Nella contea di Humboldt, in California, le coltivazioni illegali di marijuana incrementano l’economia e influenzano la cultura. Chi vince e chi perde, se l’erba diventa legale?

Questo pezzo è apparso originariamente su The Believer, giugno 2014

Il cuoco, che chiamerò Dan, aveva problemi col motore. La quarta marcia non entrava e la quinta era inutilizzabile. Da tempo guardava con terrore al momento in cui il suo SUV Toyota, ormai cadente e bruciato dal sole, avrebbe cominciato a perdere colpi. Il proprietario precedente l’aveva consumato a furia di lavorarci in un ranch su a nord, in prossimità del Canada, e poi glielo aveva venduto per due soldi, subwoofer di seconda mano compresi. In quel ranch aveva seminato grano e riparato recinzioni e a stagione terminata era approdato lì, nella contea di Humboldt, la capitale nordamericana della marijuana, dove due volte al giorno, per sei giorni la settimana, cucinava pasti per i rimondatori che lavoravano nei campi color smeraldo. Questi uomini che si prendevano cura delle piante l’avevano soprannominato «Dreamboat», e a lui non dispiaceva affatto.

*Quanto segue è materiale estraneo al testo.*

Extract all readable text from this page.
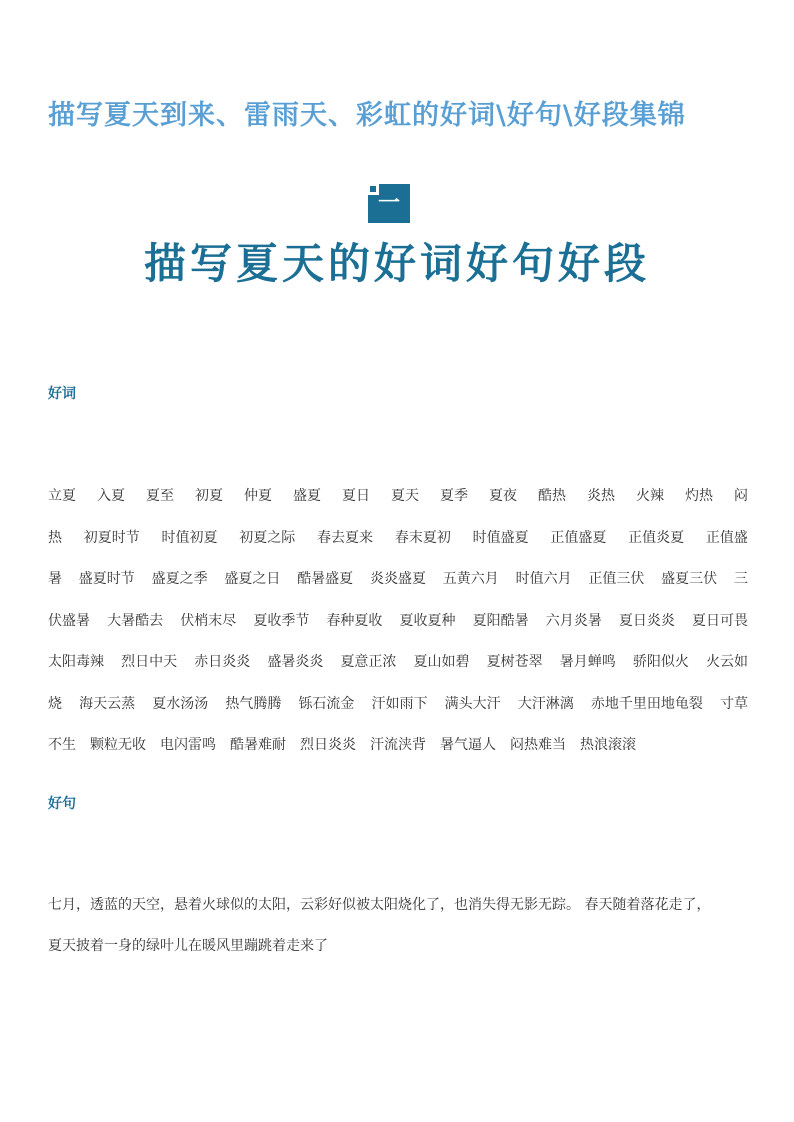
描写夏天到来、雷雨天、彩虹的好词\好句\好段集锦
一
描写夏天的好词好句好段
好词
立夏 入夏 夏至 初夏 仲夏 盛夏 夏日 夏天 夏季 夏夜 酷热 炎热 火辣 灼热 闷
热 初夏时节 时值初夏 初夏之际 春去夏来 春末夏初 时值盛夏 正值盛夏 正值炎夏 正值盛
暑 盛夏时节 盛夏之季 盛夏之日 酷暑盛夏 炎炎盛夏 五黄六月 时值六月 正值三伏 盛夏三伏 三
伏盛暑 大暑酷去 伏梢末尽 夏收季节 春种夏收 夏收夏种 夏阳酷暑 六月炎暑 夏日炎炎 夏日可畏
太阳毒辣 烈日中天 赤日炎炎 盛暑炎炎 夏意正浓 夏山如碧 夏树苍翠 暑月蝉鸣 骄阳似火 火云如
烧 海天云蒸 夏水汤汤 热气腾腾 铄石流金 汗如雨下 满头大汗 大汗淋漓 赤地千里田地龟裂 寸草
不生 颗粒无收 电闪雷鸣 酷暑难耐 烈日炎炎 汗流浃背 暑气逼人 闷热难当 热浪滚滚
好句
七月，透蓝的天空，悬着火球似的太阳，云彩好似被太阳烧化了，也消失得无影无踪。 春天随着落花走了，
夏天披着一身的绿叶儿在暖风里蹦跳着走来了
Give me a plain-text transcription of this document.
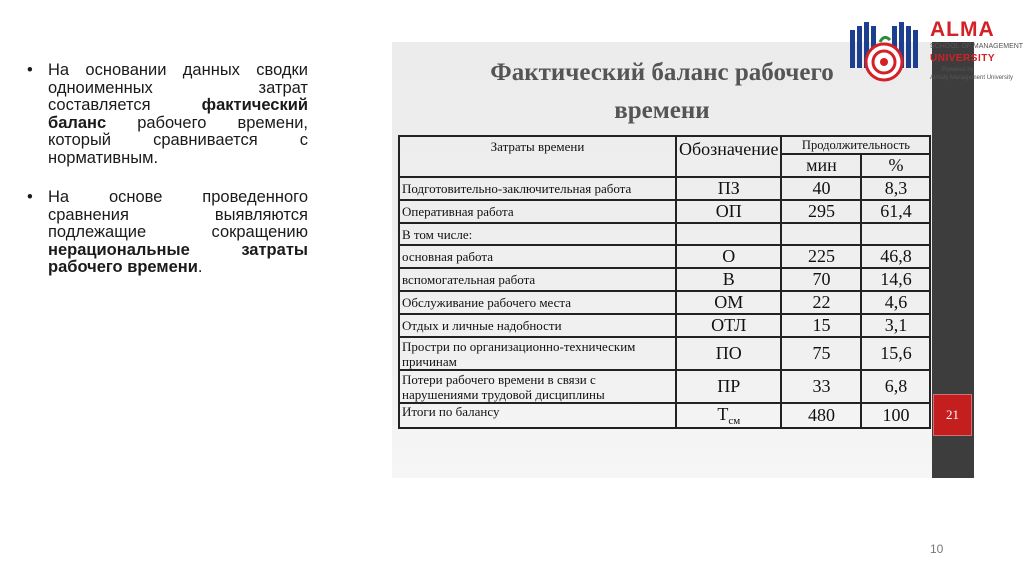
• На основании данных сводки одноименных затрат составляется фактический баланс рабочего времени, который сравнивается с нормативным.
• На основе проведенного сравнения выявляются подлежащие сокращению нерациональные затраты рабочего времени.
Фактический баланс рабочего
времени
Затраты времени	Обозначение	Продолжительность	
		мин	%
Подготовительно-заключительная работа	ПЗ	40	8,3
Оперативная работа	ОП	295	61,4
В том числе:			
основная работа	О	225	46,8
вспомогательная работа	В	70	14,6
Обслуживание рабочего места	ОМ	22	4,6
Отдых и личные надобности	ОТЛ	15	3,1
Простри по организационно-техническим причинам	ПО	75	15,6
Потери рабочего времени в связи с нарушениями трудовой дисциплины	ПР	33	6,8
Итоги по балансу	$Т_{см}$	480	100	21
ALMA
SCHOOL OF MANAGEMENT
UNIVERSITY
Powered by
Almaty Management University
10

Era una tranquilla domenica di ottobre del 2013, nel bel mezzo del raccolto autunnale. Dan scendeva dal Monte – «come lo chiama tutto il mondo» disse riferendosi al mondo dell’elite dei coltivatori di marijuana e dei loro braccianti – tentando di non forzare il motore sperando che gli rimanesse forza sufficiente per riportarlo su. Era diretto in città per acquistare le provviste settimanali di cibo e bevande per la sua fattoria. Il budget, quattrocento dollari, tutti in pezzi da venti, era posato sul cruscotto, chiuso in una busta con l’etichetta «Cucina». La somma sarebbe stata spartita fra vari negozi: fornitori di ristoranti, un supermercato locale, grossisti e un tabaccaio. Dan era un compratore oculato. Non utilizzava i coupon, ma sapeva che la lombata di maiale costava meno al Cash & Carry che da WinCo, e che nessuno dei due vendeva la marca di burro dolce che tanto piaceva ai suoi operai (per quello doveva andare da Safeway). Il giro si prolungava fino a sera ed era proprio questo il punto. Se fosse rientrato in fattoria prima dell’ora di cena con una nuova scorta di cibo, tutti si sarebbero aspettati che cucinasse qualcosa. E la domenica, per contratto, era il suo giorno libero.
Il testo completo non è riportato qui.